Con la inminente llegada de la presidenta Claudia Sheinbaum al estado este sábado 5 de julio, el escenario político de San Luis Potosí se encuentra marcado por el resurgimiento de señalamientos sobre presuntas campañas de desprestigio dirigidas hacia figuras relevantes de Morena.
La agenda presidencial contempla actividades relacionadas con la salud y la infraestructura energética en los municipios de Rioverde y Villa de Reyes.
Según fuentes consultadas al interior de Morena San Luis Potosí, cada vez que la presidenta de la República realiza una visita oficial al estado, se intensifican en el ambiente político local las sospechas de que la administración estatal activa operativos de desprestigio contra liderazgos y representantes de Morena.
Estas acusaciones, de acuerdo con militantes y personas cercanas al partido, han coincidido en esta ocasión con una escalada de críticas difundidas en plataformas digitales y medios de comunicación potosinos. Los mensajes, se asegura, apuntan directamente a la dirigente estatal de Morena, Rita Ozalia Rodríguez, y a funcionarios federales como el delegado del Bienestar, Guillermo Morales.

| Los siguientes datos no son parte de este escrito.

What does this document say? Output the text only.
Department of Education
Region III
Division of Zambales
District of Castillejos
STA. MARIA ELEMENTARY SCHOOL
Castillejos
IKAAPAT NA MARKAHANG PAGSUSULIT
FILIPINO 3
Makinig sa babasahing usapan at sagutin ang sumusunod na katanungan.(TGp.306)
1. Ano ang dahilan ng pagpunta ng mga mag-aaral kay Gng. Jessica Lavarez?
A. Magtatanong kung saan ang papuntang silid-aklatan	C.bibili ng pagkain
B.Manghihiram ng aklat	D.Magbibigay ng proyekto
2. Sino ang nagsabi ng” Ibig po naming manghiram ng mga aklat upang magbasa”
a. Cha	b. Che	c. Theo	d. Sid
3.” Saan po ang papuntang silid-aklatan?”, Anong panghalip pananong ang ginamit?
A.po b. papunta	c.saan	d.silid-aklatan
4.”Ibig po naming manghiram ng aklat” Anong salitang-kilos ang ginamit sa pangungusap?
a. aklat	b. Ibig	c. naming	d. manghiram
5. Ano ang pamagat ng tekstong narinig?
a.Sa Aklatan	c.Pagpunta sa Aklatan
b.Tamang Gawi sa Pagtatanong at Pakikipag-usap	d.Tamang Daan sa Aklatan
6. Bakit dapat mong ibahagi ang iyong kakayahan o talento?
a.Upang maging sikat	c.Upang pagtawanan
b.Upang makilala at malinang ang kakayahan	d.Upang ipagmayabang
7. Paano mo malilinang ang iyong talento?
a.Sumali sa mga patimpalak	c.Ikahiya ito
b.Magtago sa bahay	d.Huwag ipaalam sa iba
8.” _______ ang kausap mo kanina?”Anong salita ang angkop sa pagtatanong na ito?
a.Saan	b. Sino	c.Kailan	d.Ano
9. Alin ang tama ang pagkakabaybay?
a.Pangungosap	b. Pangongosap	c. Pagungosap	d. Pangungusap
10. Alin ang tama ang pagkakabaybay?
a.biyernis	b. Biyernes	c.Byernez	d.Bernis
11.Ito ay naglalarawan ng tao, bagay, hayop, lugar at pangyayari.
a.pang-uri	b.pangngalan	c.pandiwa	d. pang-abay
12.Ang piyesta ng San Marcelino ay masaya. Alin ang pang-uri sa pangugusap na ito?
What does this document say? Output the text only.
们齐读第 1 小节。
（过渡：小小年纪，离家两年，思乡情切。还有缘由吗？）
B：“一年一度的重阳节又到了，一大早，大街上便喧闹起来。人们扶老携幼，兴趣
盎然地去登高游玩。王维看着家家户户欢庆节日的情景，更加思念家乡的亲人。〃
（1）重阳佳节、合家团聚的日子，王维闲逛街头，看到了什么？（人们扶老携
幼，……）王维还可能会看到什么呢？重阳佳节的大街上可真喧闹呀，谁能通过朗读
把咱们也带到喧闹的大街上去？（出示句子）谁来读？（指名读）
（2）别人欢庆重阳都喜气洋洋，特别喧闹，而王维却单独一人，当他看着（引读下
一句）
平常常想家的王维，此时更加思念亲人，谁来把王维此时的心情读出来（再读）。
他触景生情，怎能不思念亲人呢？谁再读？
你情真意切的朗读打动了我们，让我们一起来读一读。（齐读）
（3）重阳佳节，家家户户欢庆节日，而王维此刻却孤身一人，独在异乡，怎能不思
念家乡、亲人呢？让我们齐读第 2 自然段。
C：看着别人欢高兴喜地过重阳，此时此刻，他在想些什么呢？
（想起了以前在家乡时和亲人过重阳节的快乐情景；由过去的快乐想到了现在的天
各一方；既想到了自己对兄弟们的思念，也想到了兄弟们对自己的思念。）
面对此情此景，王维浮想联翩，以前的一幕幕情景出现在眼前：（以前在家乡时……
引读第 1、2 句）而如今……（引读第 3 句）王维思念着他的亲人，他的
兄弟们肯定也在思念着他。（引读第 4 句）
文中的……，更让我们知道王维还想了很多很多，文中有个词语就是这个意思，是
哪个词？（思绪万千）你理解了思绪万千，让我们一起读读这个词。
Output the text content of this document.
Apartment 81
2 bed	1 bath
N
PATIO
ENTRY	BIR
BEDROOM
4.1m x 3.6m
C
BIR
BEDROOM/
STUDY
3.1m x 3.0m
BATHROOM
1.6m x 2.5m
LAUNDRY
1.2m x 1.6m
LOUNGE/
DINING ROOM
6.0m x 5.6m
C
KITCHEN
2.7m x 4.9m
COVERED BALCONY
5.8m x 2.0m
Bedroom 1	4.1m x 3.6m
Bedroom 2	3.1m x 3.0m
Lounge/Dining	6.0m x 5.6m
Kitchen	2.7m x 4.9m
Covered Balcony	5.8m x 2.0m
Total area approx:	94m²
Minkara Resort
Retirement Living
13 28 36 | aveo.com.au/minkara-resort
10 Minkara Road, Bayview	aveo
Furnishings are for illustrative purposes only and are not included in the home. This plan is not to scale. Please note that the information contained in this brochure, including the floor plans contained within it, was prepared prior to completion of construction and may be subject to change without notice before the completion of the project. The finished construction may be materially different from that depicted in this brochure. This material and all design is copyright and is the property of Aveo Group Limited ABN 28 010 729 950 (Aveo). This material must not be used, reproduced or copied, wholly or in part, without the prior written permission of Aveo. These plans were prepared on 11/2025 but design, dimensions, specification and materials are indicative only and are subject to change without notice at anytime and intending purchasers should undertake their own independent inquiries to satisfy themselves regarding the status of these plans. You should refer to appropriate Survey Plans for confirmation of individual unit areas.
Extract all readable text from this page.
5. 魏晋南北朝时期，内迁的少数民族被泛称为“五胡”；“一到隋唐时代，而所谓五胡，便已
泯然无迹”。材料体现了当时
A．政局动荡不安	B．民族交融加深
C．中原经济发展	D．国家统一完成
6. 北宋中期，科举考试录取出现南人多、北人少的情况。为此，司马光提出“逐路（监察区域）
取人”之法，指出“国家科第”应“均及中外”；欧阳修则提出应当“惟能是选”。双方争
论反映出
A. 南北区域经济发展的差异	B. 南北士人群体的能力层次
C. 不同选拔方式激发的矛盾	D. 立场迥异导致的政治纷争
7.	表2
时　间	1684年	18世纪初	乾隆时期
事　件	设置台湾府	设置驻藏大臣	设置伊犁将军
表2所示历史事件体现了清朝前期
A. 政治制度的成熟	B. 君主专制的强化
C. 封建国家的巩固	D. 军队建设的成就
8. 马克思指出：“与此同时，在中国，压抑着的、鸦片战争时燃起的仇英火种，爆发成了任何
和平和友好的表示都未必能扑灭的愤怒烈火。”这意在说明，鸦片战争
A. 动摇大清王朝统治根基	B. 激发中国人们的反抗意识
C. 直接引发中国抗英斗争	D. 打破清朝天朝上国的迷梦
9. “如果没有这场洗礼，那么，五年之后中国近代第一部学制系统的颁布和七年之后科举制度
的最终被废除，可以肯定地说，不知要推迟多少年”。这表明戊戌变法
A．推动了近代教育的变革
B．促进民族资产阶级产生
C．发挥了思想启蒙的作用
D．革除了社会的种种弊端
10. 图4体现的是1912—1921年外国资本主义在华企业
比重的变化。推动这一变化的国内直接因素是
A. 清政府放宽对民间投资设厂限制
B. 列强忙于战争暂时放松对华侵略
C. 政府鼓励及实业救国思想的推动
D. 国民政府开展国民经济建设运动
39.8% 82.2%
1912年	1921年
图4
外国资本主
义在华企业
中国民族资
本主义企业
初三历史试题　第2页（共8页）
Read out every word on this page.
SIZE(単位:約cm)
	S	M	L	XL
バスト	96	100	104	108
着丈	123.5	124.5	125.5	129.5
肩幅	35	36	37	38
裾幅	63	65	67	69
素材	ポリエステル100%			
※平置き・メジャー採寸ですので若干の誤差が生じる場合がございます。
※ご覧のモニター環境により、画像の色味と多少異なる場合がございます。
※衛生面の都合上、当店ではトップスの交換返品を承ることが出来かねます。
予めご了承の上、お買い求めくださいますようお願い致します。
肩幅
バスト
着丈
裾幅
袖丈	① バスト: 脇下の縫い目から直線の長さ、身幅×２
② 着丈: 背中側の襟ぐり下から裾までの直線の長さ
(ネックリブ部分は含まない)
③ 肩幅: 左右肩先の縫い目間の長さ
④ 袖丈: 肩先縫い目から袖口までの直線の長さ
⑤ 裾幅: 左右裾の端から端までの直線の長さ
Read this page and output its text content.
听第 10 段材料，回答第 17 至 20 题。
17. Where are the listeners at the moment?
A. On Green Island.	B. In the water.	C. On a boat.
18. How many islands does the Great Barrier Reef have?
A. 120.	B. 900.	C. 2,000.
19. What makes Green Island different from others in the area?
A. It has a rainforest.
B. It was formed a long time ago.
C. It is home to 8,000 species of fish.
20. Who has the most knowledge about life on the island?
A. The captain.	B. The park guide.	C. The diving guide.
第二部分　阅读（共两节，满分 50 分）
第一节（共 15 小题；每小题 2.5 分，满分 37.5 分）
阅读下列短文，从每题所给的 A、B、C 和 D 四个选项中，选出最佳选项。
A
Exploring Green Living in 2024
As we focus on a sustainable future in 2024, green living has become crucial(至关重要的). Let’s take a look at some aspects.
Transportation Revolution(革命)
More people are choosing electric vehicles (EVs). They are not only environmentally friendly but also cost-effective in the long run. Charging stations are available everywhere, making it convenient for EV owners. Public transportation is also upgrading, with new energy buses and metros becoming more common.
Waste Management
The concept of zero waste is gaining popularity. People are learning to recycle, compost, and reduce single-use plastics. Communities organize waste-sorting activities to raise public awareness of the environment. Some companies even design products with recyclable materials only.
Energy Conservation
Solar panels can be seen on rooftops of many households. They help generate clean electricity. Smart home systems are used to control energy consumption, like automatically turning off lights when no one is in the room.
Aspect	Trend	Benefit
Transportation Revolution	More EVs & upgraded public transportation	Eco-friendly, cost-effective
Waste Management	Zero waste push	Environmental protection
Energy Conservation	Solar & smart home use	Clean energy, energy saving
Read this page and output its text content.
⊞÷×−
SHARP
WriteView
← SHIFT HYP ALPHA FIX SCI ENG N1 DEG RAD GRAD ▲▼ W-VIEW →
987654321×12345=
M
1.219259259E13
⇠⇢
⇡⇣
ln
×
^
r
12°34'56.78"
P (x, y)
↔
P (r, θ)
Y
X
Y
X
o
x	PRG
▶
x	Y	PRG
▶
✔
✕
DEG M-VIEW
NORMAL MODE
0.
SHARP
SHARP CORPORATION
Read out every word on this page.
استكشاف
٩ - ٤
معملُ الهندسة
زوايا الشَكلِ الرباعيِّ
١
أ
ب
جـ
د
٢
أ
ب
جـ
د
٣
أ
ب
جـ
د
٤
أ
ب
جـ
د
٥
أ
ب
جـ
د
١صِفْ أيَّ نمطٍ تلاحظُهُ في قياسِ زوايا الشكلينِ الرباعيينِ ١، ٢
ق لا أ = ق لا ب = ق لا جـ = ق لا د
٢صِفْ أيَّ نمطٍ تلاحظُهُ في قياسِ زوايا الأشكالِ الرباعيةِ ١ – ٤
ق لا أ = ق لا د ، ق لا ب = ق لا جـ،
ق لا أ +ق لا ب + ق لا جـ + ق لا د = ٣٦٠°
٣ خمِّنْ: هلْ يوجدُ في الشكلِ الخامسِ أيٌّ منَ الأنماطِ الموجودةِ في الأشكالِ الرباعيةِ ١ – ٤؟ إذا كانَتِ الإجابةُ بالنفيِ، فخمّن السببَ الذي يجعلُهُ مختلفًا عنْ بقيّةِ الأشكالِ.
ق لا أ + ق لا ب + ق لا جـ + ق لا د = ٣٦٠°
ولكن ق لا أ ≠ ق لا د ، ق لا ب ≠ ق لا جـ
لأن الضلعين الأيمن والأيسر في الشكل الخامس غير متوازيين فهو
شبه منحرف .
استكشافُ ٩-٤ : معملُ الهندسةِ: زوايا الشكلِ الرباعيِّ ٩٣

Fuentes internas indican que estos supuestos ataques no constituyen eventos aislados, sino que formarían parte de una estrategia recurrente atribuida al círculo cercano del gobernador Ricardo Gallardo Cardona.
El propósito, advierten, sería debilitar la presencia de Morena en la entidad y consolidar al Partido Verde Ecologista de México (PVEM) como una fuerza política independiente con miras al proceso electoral de 2027.
Diversos sectores en el estado han señalado una posible operación coordinada en materia de comunicación política, que presuntamente habría incluido la contratación del consultor español Antonio José Solá Reche, conocido por su historial en campañas de confrontación política en el país. Se sugiere que su trabajo se integraría al rediseño del discurso gubernamental bajo la narrativa “Potosí sin Límites”, buscando impulsar al Verde sin la necesidad de alianzas con Morena.
La fricción entre ambos proyectos ha ido en aumento en los últimos meses. La defensa pública que Rita Ozalia Rodríguez hizo en febrero de los delegados federales, manifestando que “si no dan el ancho se van”, fue interpretada como un intento por reafirmar la dirección del movimiento en la entidad.
A lo anterior se sumó el descontento expresado por el propio gobernador respecto a la falta de coordinación con los representantes federales, situación que culminó en una reunión convocada por Rodríguez para buscar un acercamiento entre ambos niveles de gobierno.
Medios locales han documentado patrones similares en el pasado: el anuncio de giras presidenciales o el fortalecimiento de programas federales suelen ir acompañados de un incremento en campañas de desinformación o críticas intensificadas contra figuras de Morena.
Si bien el gobierno estatal no ha emitido declaraciones públicas sobre estas versiones, el entorno político en San Luis Potosí percibe un clima de creciente antagonismo entre el oficialismo federal y el proyecto político encabezado por Gallardo.
Analistas consideran que estas diferencias podrían acentuarse conforme avance el sexenio, particularmente si se profundizan los desacuerdos en torno a la conformación de candidaturas para 2027, donde se especula que Gallardo buscaría mantener el control político del estado promoviendo a su esposa, Ruth González, como su sucesora en la gubernatura.